En combinant ces résultats dans une analyse post-hoc, les auteurs arrivent à la conclusion que le vaccin PfSPZ ne présente pas de risque particulier pour les femmes ayant un projet de grossesse, et ne réduit notamment pas le délai avant la première grossesse.
Le vaccin est « sûr et bien toléré par les adultes », et à ce stade, seul un schéma qui comprend l’adjonction d’un traitement antipaludéen en amont de la première dose (en plus de celui déjà prévu entre la deuxième et la troisième dose) le rend efficace pour prévenir l’infection au cours des deux saisons des pluies.
La technique du cheval de Troie pour prendre le paludisme au piège
Selon les chercheurs de l’Université nationale australienne (ANU) il serait possible de se servir du cholestérol humain, dont le Plasmodium falciparum a besoin pour se développer, pour l’attaquer de l’intérieur. Tel un Ulysse médicamenteux, le médicament pourrait ainsi mettre le parasite à sac avant qu’il ne poursuive son cycle.
Dans un article publié dans EMBO Molecular Medicine, les chercheurs détaillent la mise au point d’un moyen de lier le cholestérol aux médicaments. Selon le Pr Alexander Maier de l’ANU, cette approche est trois à 25 fois plus efficace pour éliminer les parasites que les médicaments qui ne sont pas liés au cholestérol. « En raison de sa mauvaise réputation, les gens oublient que le cholestérol est un élément de base de la vie et que les humains et les animaux en ont besoin pour fonctionner et survivre, explique le chercheur. Les parasites ont particulièrement besoin de cholestérol, car ils ont perdu la capacité d’en fabriquer eux-mêmes, poursuit-il.

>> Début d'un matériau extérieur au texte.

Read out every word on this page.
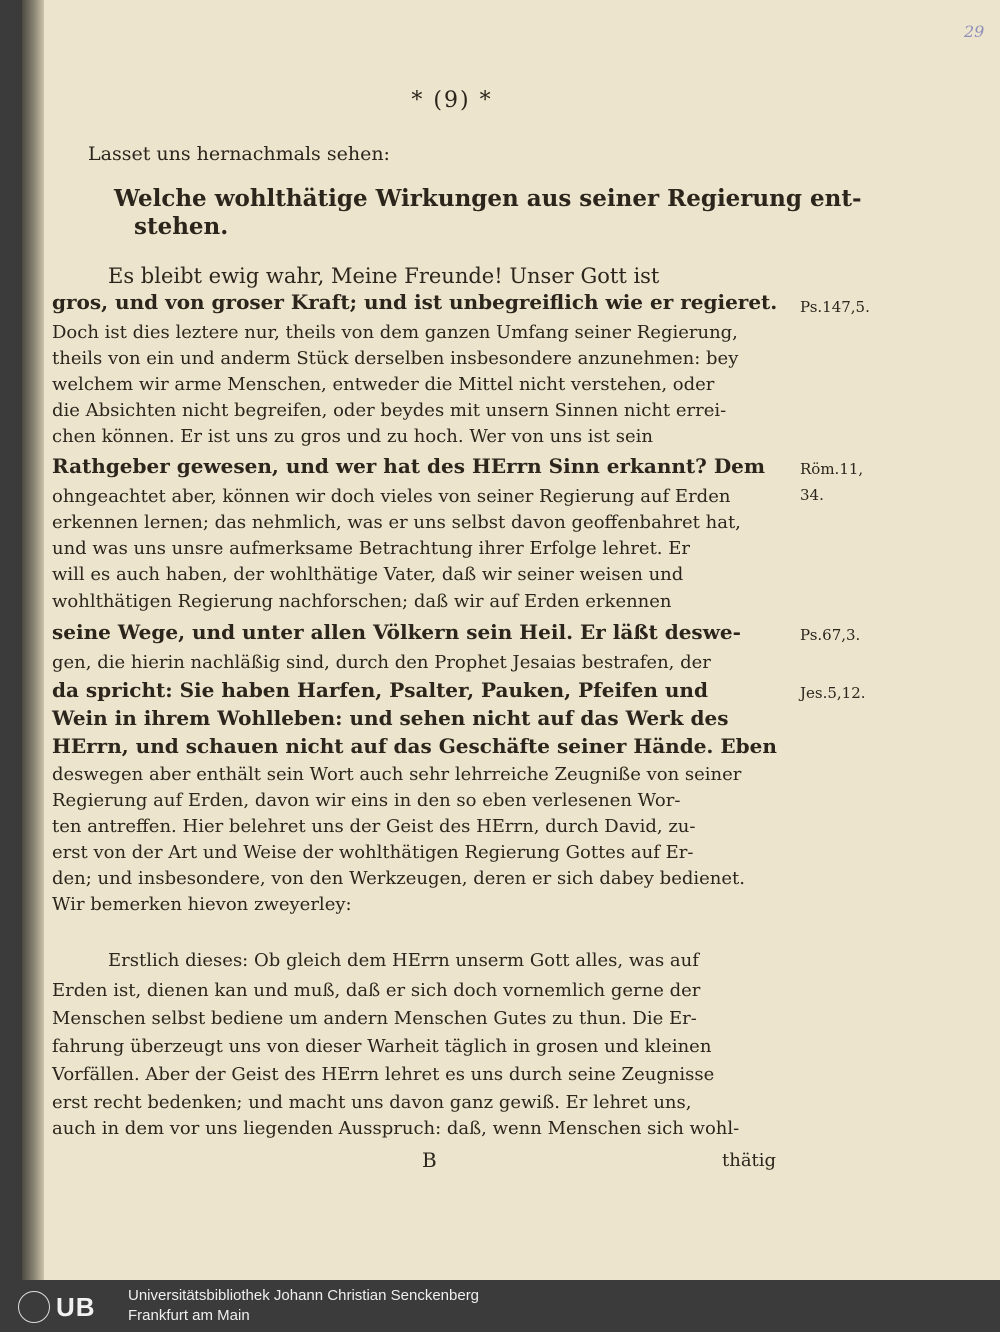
29
* (9) *
Lasset uns hernachmals sehen:
Welche wohlthätige Wirkungen aus seiner Regierung ent-
stehen.
Es bleibt ewig wahr, Meine Freunde! Unser Gott ist
gros, und von groser Kraft; und ist unbegreiflich wie er regieret.
Doch ist dies leztere nur, theils von dem ganzen Umfang seiner Regierung,
theils von ein und anderm Stück derselben insbesondere anzunehmen: bey
welchem wir arme Menschen, entweder die Mittel nicht verstehen, oder
die Absichten nicht begreifen, oder beydes mit unsern Sinnen nicht errei-
chen können. Er ist uns zu gros und zu hoch. Wer von uns ist sein
Rathgeber gewesen, und wer hat des HErrn Sinn erkannt? Dem
ohngeachtet aber, können wir doch vieles von seiner Regierung auf Erden
erkennen lernen; das nehmlich, was er uns selbst davon geoffenbahret hat,
und was uns unsre aufmerksame Betrachtung ihrer Erfolge lehret. Er
will es auch haben, der wohlthätige Vater, daß wir seiner weisen und
wohlthätigen Regierung nachforschen; daß wir auf Erden erkennen
seine Wege, und unter allen Völkern sein Heil. Er läßt deswe-
gen, die hierin nachläßig sind, durch den Prophet Jesaias bestrafen, der
da spricht: Sie haben Harfen, Psalter, Pauken, Pfeifen und
Wein in ihrem Wohlleben: und sehen nicht auf das Werk des
HErrn, und schauen nicht auf das Geschäfte seiner Hände. Eben
deswegen aber enthält sein Wort auch sehr lehrreiche Zeugniße von seiner
Regierung auf Erden, davon wir eins in den so eben verlesenen Wor-
ten antreffen. Hier belehret uns der Geist des HErrn, durch David, zu-
erst von der Art und Weise der wohlthätigen Regierung Gottes auf Er-
den; und insbesondere, von den Werkzeugen, deren er sich dabey bedienet.
Wir bemerken hievon zweyerley:
Erstlich dieses: Ob gleich dem HErrn unserm Gott alles, was auf
Erden ist, dienen kan und muß, daß er sich doch vornemlich gerne der
Menschen selbst bediene um andern Menschen Gutes zu thun. Die Er-
fahrung überzeugt uns von dieser Warheit täglich in grosen und kleinen
Vorfällen. Aber der Geist des HErrn lehret es uns durch seine Zeugnisse
erst recht bedenken; und macht uns davon ganz gewiß. Er lehret uns,
auch in dem vor uns liegenden Ausspruch: daß, wenn Menschen sich wohl-
Ps.147,5.
Röm.11,
34.
Ps.67,3.
Jes.5,12.
B	thätig
UB Universitätsbibliothek Johann Christian Senckenberg
Frankfurt am Main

Comme les parasites ne peuvent pas produire du cholestérol, ils le volent à leurs hôtes et le stockent. »
Cette stratégie présenterait l’avantage de ne pas être contrecarrée par les mécanismes habituels de développement de résistances aux traitements. « Grâce à cette approche, nous pouvons également réutiliser des médicaments existants qui ont perdu leur efficacité et les rendre à nouveau efficaces », ajoute le Pr Maier.